When you’re picturing dunes your mind might think of the Sahara or a white sandy beach (or at most be reminded that "the spice must flow"). Either type is seen on Earth: small decimeter-size ripples or large waves of sand hundreds of meters long.
Both types of dunes can be found on Mars, but researchers were surprised to find a third type. An international group of astronomers combined data from NASA’s Curiosity Rover and the Mars Reconnaissance Orbiter and discovered that the Red Planet sports mid-size dunes, too. Their findings are published in Science.
At first, these large Martian ripples were thought to have a similar origin to the small wind dunes found on Earth’s beaches, and the reason why they are larger on Mars is because the Martian sand grains hop in a different way.
If this was the case, there would be no small-scale dunes; instead, all three types co-exist peacefully. No existing model can explain how the winds have formed these meter-size dunes, but the team realized that their stable size, sinuous crest, and asymmetric profiles were akin to underwater current ripples.

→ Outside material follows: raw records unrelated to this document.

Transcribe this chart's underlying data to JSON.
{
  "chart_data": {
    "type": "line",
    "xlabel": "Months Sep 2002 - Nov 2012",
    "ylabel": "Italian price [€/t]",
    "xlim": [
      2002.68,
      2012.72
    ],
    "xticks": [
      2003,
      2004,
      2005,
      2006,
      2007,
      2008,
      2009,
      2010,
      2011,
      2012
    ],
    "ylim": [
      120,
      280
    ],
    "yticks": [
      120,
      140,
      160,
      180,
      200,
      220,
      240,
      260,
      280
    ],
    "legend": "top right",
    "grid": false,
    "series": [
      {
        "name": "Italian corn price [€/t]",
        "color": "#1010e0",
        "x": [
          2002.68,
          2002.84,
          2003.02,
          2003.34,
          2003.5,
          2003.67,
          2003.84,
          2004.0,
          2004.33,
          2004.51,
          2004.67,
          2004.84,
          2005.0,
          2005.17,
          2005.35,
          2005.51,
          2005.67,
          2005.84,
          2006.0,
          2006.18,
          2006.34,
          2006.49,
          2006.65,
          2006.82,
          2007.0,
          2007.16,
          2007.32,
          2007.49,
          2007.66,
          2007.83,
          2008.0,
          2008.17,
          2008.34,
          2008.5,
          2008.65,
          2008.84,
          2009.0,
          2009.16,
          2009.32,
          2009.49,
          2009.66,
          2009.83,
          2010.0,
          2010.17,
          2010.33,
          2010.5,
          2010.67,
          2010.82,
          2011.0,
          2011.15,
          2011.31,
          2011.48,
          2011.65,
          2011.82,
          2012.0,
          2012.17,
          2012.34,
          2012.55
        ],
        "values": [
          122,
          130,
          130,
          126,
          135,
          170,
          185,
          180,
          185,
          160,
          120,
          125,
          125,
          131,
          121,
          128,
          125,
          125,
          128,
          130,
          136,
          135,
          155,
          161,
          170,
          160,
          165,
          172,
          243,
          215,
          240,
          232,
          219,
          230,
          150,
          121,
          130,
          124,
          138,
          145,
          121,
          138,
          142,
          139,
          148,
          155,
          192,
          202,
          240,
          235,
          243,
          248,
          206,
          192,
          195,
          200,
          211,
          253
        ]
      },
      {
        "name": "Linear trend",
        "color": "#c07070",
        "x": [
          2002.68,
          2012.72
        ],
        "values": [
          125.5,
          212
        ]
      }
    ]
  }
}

Subaqueous dunes are well understood and there are decades of experiments that have modeled them in fine detail. The team developed a model based on the underwater ripples found on Earth, and once applied on the mid-size Martian dunes, it was found to accurately predict their crest-to-crest distance.
This discovery of the wind-drag ripples is not just about the current state of the Martian surface, but it could have an impact on our understanding of Mars geological and atmospheric past.
These ripples were observed in sedimentary rocks in the Victoria Crater by Opportunity and, since their size depends on the atmospheric density, the model can be used to estimate how dense the atmosphere was when those sediments formed.
Mars used to look more like Earth, and understanding how quickly it lost its atmosphere is important in furthering our understanding of the evolution of planets.